Arne Preuß 9. Juni 2020 um 11:44
Hallo Norbert,
danke für deinen Kommentar und deinen kleinen Erfahrungsbericht zum Tchibo Esperto. Die Konsistenz der Kaffeepucks sind nicht ganz so wichtig. Hauptsache der Kaffee schmeckt. Jedoch ist das mit dem Kaffeepulver überall echt nicht gut! Ich konnte dieses Problem in unserem Test nicht feststellen, das kann ja aber auch erst nach einer Weile auftreten. Beste Grüße Arne
Mathis 29. Dezember 2020 um 18:34
Hallo,
zuvor hatte ich, für meine relativ kleine Küche, eine ena micro. Ende 2018 habe ich mich dann für die Esperto Caffe entschieden. Dazu bekam ich zum Launch zwei Tüten Tchibo Barista Bohnen und das Gerät mit Bohnen und dem Induktions- Aufschäumer. Er hielt btw zwei Wochen.
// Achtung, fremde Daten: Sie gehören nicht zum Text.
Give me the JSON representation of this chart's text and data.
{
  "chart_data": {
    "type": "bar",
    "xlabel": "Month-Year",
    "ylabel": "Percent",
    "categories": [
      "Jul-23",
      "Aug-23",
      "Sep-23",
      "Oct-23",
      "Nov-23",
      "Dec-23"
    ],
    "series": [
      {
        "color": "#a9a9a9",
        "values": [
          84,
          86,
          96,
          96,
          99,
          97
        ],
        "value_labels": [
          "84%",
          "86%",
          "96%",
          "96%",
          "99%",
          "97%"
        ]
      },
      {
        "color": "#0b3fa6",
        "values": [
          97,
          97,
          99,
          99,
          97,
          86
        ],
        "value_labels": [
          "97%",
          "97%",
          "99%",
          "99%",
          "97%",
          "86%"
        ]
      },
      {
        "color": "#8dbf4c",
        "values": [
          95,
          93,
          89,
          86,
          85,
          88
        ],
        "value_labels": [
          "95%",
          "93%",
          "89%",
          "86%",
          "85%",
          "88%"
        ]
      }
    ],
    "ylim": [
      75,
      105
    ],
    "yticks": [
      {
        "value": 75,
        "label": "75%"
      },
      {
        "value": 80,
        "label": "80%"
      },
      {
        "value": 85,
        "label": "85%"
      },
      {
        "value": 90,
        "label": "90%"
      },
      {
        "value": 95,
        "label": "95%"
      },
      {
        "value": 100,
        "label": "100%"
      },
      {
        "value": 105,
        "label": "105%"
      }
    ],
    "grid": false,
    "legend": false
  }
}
Ausschlaggebend war für mich schlichtweg die Gerätegröße. Ich persönlich trinke maximal 4 Kaffee am Tag. Bevor ich das Gerät kaufte hatte ich mich bei Tchibo informiert, den Kaffee probiert. Daheim habe ich zudem eine isomac Siebträgermaschine.
Um es kurz zu machen:
Ohne die „intense“ Funktion ist der Kaffee aus der Esperto Caffe nicht gut.
Bestätigen kann ich dass sich in der Maschine zum Teil durch bauartbedingt- verwinkelte „Löcher“ sehr viel Kaffeesatz sammelt. Ohne ein feuchtes Tuch und sehr viel Fingerfertigkeit ist die Maschine nur sehr schwer ordentlich zu reinigen.
Ich kann das Gerät nicht empfehlen und würde ich der Preisklasse eher zu einer Magnifica S raten. Der Kaffee aus der Esperto Caffe ist in Ordnung, das Design „nice“. Leider keine Kaufempfehlung!